The much anticipated final report of the Special Commission of Inquiry into Acute Care Services in NSW Public Hospitals was published on 27 November, and it makes interesting reading.
The inquiry, which was set up in response to media reports of community and clinician concerns about patient safety following two high profile incidents at Royal North Shore Hospital, undertook extensive investigation of the health system over 10 months, including visits to 61 public hospitals, review of 1200 submissions, and 39 public hearings. More than 30,000 documents were reviewed in the most comprehensive examination of the NSW health system to date.
Commissioner Peter Garling SC describes the NSW public hospital system as "on the brink of crisis" and makes 139 recommendations for improvement and modernisation in his comprehensive report. He acknowledges the crucial role of hospital clinicians — nurses, doctors, allied health professionals and clinical support staff including orderlies and clerks — in keeping the system alive.
Many of Garling’s recommendations simply describe what hospital services, if well managed, should be delivering now. These are things like supervision of junior staff, multidisciplinary teamwork, thorough documentation, handover of patient information when shifts change — and there are no surprises there. Clinicians welcome support for formalising these fundamental requirements of patient care in performance agreements.
To drive these reforms, Garling proposes four new bodies: the Clinical Innovation and Enhancement Agency to support clinicians to develop protocols for best-practice, the Institute for Clinical Education and Training to guide postgraduate training across the health professions, The Bureau of Health Information to record and report data relating to patient access and health outcomes, and NSW Kids, to oversee all measures relating to the health of children and adolescents.

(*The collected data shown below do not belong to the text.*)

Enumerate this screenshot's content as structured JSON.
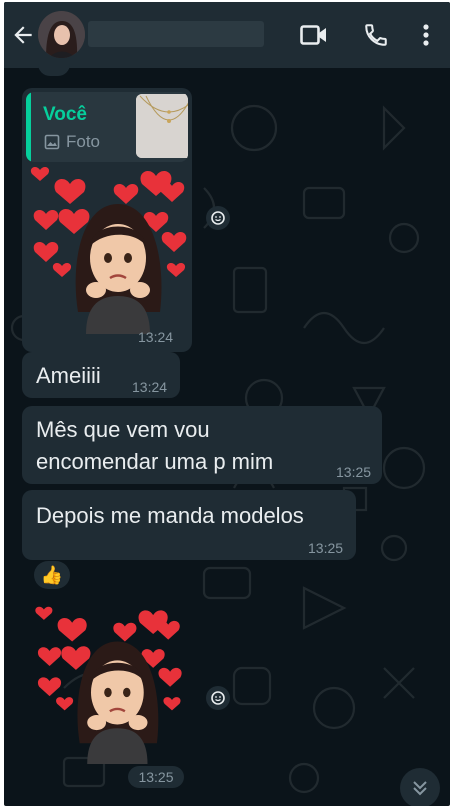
{
  "header": {
    "back_icon": "arrow-left-icon",
    "contact_name": "",
    "video_icon": "video-call-icon",
    "call_icon": "phone-icon",
    "menu_icon": "more-vert-icon"
  },
  "messages": {
    "sticker1": {
      "quote_author": "Você",
      "quote_type": "Foto",
      "time": "13:24"
    },
    "text1": {
      "text": "Ameiiii",
      "time": "13:24"
    },
    "text2": {
      "line1": "Mês que vem vou",
      "line2": "encomendar uma p mim",
      "time": "13:25"
    },
    "text3": {
      "text": "Depois me manda modelos",
      "time": "13:25"
    },
    "reaction": "👍",
    "sticker2": {
      "time": "13:25"
    }
  },
  "colors": {
    "background": "#0b141a",
    "header": "#1f2c34",
    "bubble": "#1f2c34",
    "quote_accent": "#06cf9c",
    "text": "#e9edef",
    "meta": "#8696a0"
  }
}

The existing Clinical Excellence Commission will have an enhanced role driving system quality and safety.
Recognising the breakdown of relations between clinicians and administration, Garling proposes that oversight of the reform process sit outside NSW Health, suggesting that change be driven by clinicians "from the bottom up".
More controversial are Garling’s recommendations regarding emergency departments.

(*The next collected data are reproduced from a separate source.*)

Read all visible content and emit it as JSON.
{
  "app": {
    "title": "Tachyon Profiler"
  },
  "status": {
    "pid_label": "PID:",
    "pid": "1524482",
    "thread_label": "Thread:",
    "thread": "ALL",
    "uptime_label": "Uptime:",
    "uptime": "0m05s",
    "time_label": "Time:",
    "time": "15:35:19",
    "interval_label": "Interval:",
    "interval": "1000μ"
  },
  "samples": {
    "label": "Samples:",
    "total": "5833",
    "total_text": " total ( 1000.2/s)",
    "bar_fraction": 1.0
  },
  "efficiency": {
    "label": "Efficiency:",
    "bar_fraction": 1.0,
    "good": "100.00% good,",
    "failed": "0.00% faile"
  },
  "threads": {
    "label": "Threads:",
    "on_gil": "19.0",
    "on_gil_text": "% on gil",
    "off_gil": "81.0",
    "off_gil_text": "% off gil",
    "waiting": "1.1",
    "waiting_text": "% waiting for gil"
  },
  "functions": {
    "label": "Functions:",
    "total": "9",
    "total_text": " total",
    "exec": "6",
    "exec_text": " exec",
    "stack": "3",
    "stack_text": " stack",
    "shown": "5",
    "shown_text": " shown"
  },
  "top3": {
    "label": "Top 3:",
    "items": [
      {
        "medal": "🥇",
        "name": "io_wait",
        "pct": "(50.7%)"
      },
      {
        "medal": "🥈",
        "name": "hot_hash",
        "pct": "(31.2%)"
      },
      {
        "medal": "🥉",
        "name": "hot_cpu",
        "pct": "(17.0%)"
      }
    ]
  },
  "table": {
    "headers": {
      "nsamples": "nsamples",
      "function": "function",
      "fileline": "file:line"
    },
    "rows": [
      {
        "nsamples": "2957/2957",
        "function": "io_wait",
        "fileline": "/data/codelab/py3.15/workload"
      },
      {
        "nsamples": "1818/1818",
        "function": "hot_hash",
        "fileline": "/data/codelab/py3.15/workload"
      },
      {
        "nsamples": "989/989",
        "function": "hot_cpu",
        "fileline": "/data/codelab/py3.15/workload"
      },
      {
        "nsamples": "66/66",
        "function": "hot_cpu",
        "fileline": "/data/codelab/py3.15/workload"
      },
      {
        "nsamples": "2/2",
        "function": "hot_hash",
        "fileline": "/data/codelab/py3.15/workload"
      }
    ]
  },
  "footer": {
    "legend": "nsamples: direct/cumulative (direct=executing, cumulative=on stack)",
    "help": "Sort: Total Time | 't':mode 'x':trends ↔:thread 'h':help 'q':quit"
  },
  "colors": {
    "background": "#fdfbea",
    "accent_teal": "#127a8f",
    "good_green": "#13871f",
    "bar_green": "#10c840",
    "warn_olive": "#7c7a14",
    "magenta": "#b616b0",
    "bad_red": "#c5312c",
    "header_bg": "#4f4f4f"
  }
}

The Australasian College for Emergency Medicine believes that it is the role of emergency departments to provide care to any patient believing they are in need of emergency treatment — however Garling challenges this notion, stating that treatment should be provided based on clinical need rather than patient demand. He proposes a parallel system of "Primary Care Centres", staffed by general practitioners and non-specialist doctors, to sit alongside emergency departments.

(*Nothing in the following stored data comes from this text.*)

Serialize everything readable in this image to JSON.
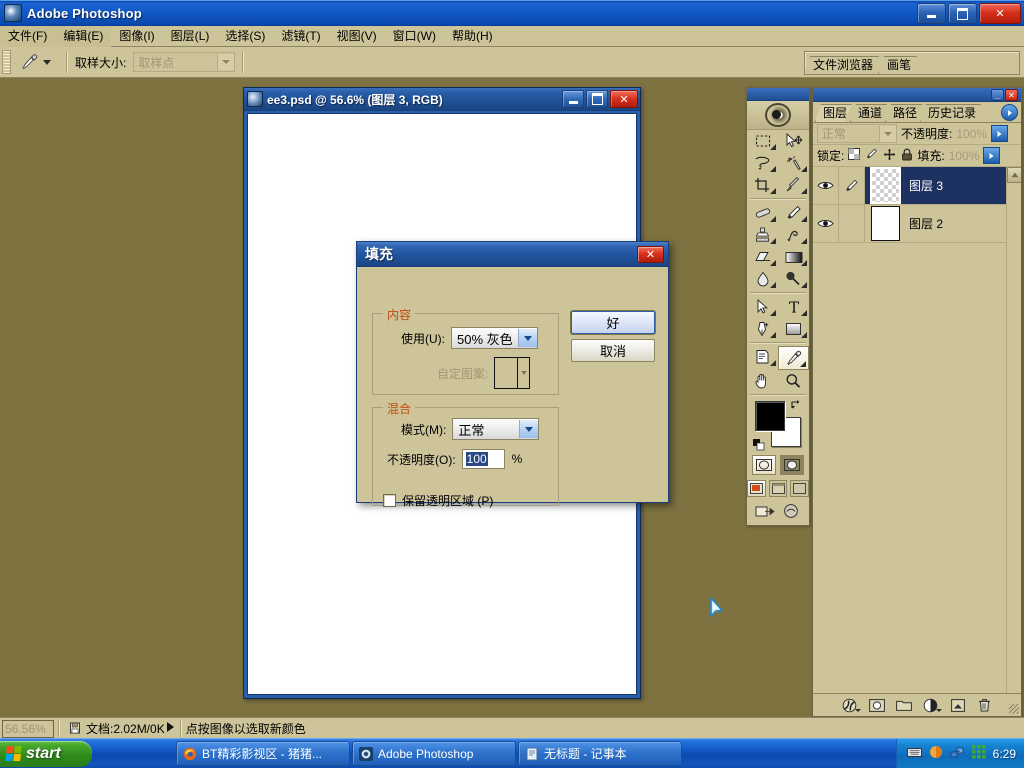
{
  "app": {
    "title": "Adobe Photoshop",
    "icon": "photoshop-icon",
    "window_buttons": {
      "minimize": "_",
      "maximize": "❐",
      "close": "✕"
    }
  },
  "menubar": {
    "items": [
      {
        "label": "文件(F)",
        "selected": true
      },
      {
        "label": "编辑(E)",
        "selected": true
      },
      {
        "label": "图像(I)",
        "selected": false
      },
      {
        "label": "图层(L)",
        "selected": false
      },
      {
        "label": "选择(S)",
        "selected": false
      },
      {
        "label": "滤镜(T)",
        "selected": false
      },
      {
        "label": "视图(V)",
        "selected": false
      },
      {
        "label": "窗口(W)",
        "selected": false
      },
      {
        "label": "帮助(H)",
        "selected": false
      }
    ]
  },
  "options_bar": {
    "active_tool_icon": "eyedropper-icon",
    "sample_size_label": "取样大小:",
    "sample_size_value": "取样点"
  },
  "palette_well": {
    "tabs": [
      {
        "label": "文件浏览器"
      },
      {
        "label": "画笔"
      }
    ]
  },
  "document_window": {
    "title": "ee3.psd @ 56.6% (图层 3, RGB)",
    "icon": "psd-document-icon",
    "buttons": {
      "minimize": "_",
      "maximize": "❐",
      "close": "✕"
    },
    "canvas_color": "#ffffff"
  },
  "toolbox": {
    "rows": [
      [
        {
          "name": "marquee-tool",
          "glyph": "marquee"
        },
        {
          "name": "move-tool",
          "glyph": "move"
        }
      ],
      [
        {
          "name": "lasso-tool",
          "glyph": "lasso"
        },
        {
          "name": "magic-wand-tool",
          "glyph": "wand"
        }
      ],
      [
        {
          "name": "crop-tool",
          "glyph": "crop"
        },
        {
          "name": "slice-tool",
          "glyph": "slice"
        }
      ],
      [
        {
          "name": "healing-brush-tool",
          "glyph": "healing"
        },
        {
          "name": "brush-tool",
          "glyph": "brush"
        }
      ],
      [
        {
          "name": "clone-stamp-tool",
          "glyph": "stamp"
        },
        {
          "name": "history-brush-tool",
          "glyph": "historybrush"
        }
      ],
      [
        {
          "name": "eraser-tool",
          "glyph": "eraser"
        },
        {
          "name": "gradient-tool",
          "glyph": "gradient"
        }
      ],
      [
        {
          "name": "blur-tool",
          "glyph": "blur"
        },
        {
          "name": "dodge-tool",
          "glyph": "dodge"
        }
      ],
      [
        {
          "name": "path-selection-tool",
          "glyph": "pathsel"
        },
        {
          "name": "type-tool",
          "glyph": "type"
        }
      ],
      [
        {
          "name": "pen-tool",
          "glyph": "pen"
        },
        {
          "name": "shape-tool",
          "glyph": "shape"
        }
      ],
      [
        {
          "name": "notes-tool",
          "glyph": "notes"
        },
        {
          "name": "eyedropper-tool",
          "glyph": "eyedropper",
          "active": true
        }
      ],
      [
        {
          "name": "hand-tool",
          "glyph": "hand"
        },
        {
          "name": "zoom-tool",
          "glyph": "zoom"
        }
      ]
    ],
    "foreground_color": "#000000",
    "background_color": "#ffffff"
  },
  "layers_palette": {
    "tabs": [
      {
        "label": "图层",
        "active": true
      },
      {
        "label": "通道",
        "active": false
      },
      {
        "label": "路径",
        "active": false
      },
      {
        "label": "历史记录",
        "active": false
      }
    ],
    "blend_mode": "正常",
    "opacity_label": "不透明度:",
    "opacity_value": "100%",
    "lock_label": "锁定:",
    "lock_icons": [
      "lock-transparency-icon",
      "lock-image-icon",
      "lock-position-icon",
      "lock-all-icon"
    ],
    "fill_label": "填充:",
    "fill_value": "100%",
    "layers": [
      {
        "name": "图层 3",
        "visible": true,
        "selected": true,
        "thumb": "transparent",
        "has_brush": true
      },
      {
        "name": "图层 2",
        "visible": true,
        "selected": false,
        "thumb": "white",
        "has_brush": false
      }
    ],
    "bottom_buttons": [
      "layer-style-icon",
      "layer-mask-icon",
      "new-group-icon",
      "adjustment-layer-icon",
      "new-layer-icon",
      "delete-layer-icon"
    ]
  },
  "fill_dialog": {
    "title": "填充",
    "close_label": "✕",
    "contents_group": {
      "legend": "内容",
      "use_label": "使用(U):",
      "use_value": "50% 灰色",
      "custom_pattern_label": "自定图案:",
      "custom_pattern_disabled": true
    },
    "blending_group": {
      "legend": "混合",
      "mode_label": "模式(M):",
      "mode_value": "正常",
      "opacity_label": "不透明度(O):",
      "opacity_value": "100",
      "opacity_unit": "%",
      "preserve_label": "保留透明区域 (P)",
      "preserve_checked": false
    },
    "ok_label": "好",
    "cancel_label": "取消"
  },
  "status_bar": {
    "zoom": "56.56%",
    "doc_icon": "document-size-icon",
    "doc_info": "文档:2.02M/0K",
    "play_icon": "play-arrow-icon",
    "hint": "点按图像以选取新颜色"
  },
  "taskbar": {
    "start_label": "start",
    "tasks": [
      {
        "label": "BT精彩影视区 - 猪猪...",
        "icon": "firefox-icon"
      },
      {
        "label": "Adobe Photoshop",
        "icon": "photoshop-icon"
      },
      {
        "label": "无标题 - 记事本",
        "icon": "notepad-icon"
      }
    ],
    "tray_icons": [
      "keyboard-layout-icon",
      "shield-icon",
      "network-icon",
      "grid-icon"
    ],
    "clock": "6:29"
  },
  "desktop": {
    "background_color": "#7d7240"
  },
  "cursor": {
    "type": "blue-arrow-pointer"
  }
}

Only those patients requiring "immediate care" — meeting definitions for Australasian Triage Scale categories one, two or three — should expect to receive emergency treatment. Patients in categories four or five, who under current guidelines are deemed able to wait for over one hour to be seen by a doctor, will be redirected away from the emergency department.
This is a simplistic interpretation of the role and value of triage categories, which are a measure of urgency, but not complexity. Patients in categories four and five often do not present with simple "GP-style" problems. For example, patients with broken bones, lacerations, injuries from recurrent falls due to advanced age, or even miscarriages, may fit within these categories. Surprisingly, more complaints about misdiagnosis or incorrect treatment arise from category four than other triage categories, reflecting the complexity of this patient group.
Recognising the weakness of relying on triage categories alone, Garling allows the triage nurse discretion to treat patients in "non-urgent" categories according to clinical need, however it is unlikely that nurses will want to take responsibility for sending potentially unwell patients away prior to medical assessment.
Furthermore, there is little evidence that redirection of non-urgent patients will significantly impact on emergency department overcrowding. Estimates suggest that "GP-style" patients represent less than 10 per cent of the workload of emergency departments, and as they don’t require admission to hospital, they do not block valuable hospital beds. Overcrowding is almost entirely due to increasing presentations by complex patients requiring hospital admission who are unable to be transferred to the ward due to bed and staffing shortages.
In the short term, the only answer to emergency department overcrowding is to fund more staffed hospital beds. In the longer term, we need to think creatively about how to better manage patients with chronic and complex illness in non-hospital settings.
Creating a parallel hospital primary care system, in a climate of doctor and nurse shortages, is likely to just put more pressure on already stretched hospital staff. On the other hand, closure of selected small emergency departments, although politically unpopular, is vital to allow the building of critical mass of staff, equipment and expertise in those departments which remain open.
Garling remarks that "the safety of the patients and the quality of their care is paramount". While many of his recommendations are welcome, more work is required to get the system right. Achieving change will require strong political leadership, plus ongoing consultation with clinicians and the community.
Garling has given the NSW Government three months to respond to the document. Those of us who need the public hospital system await their deliberations.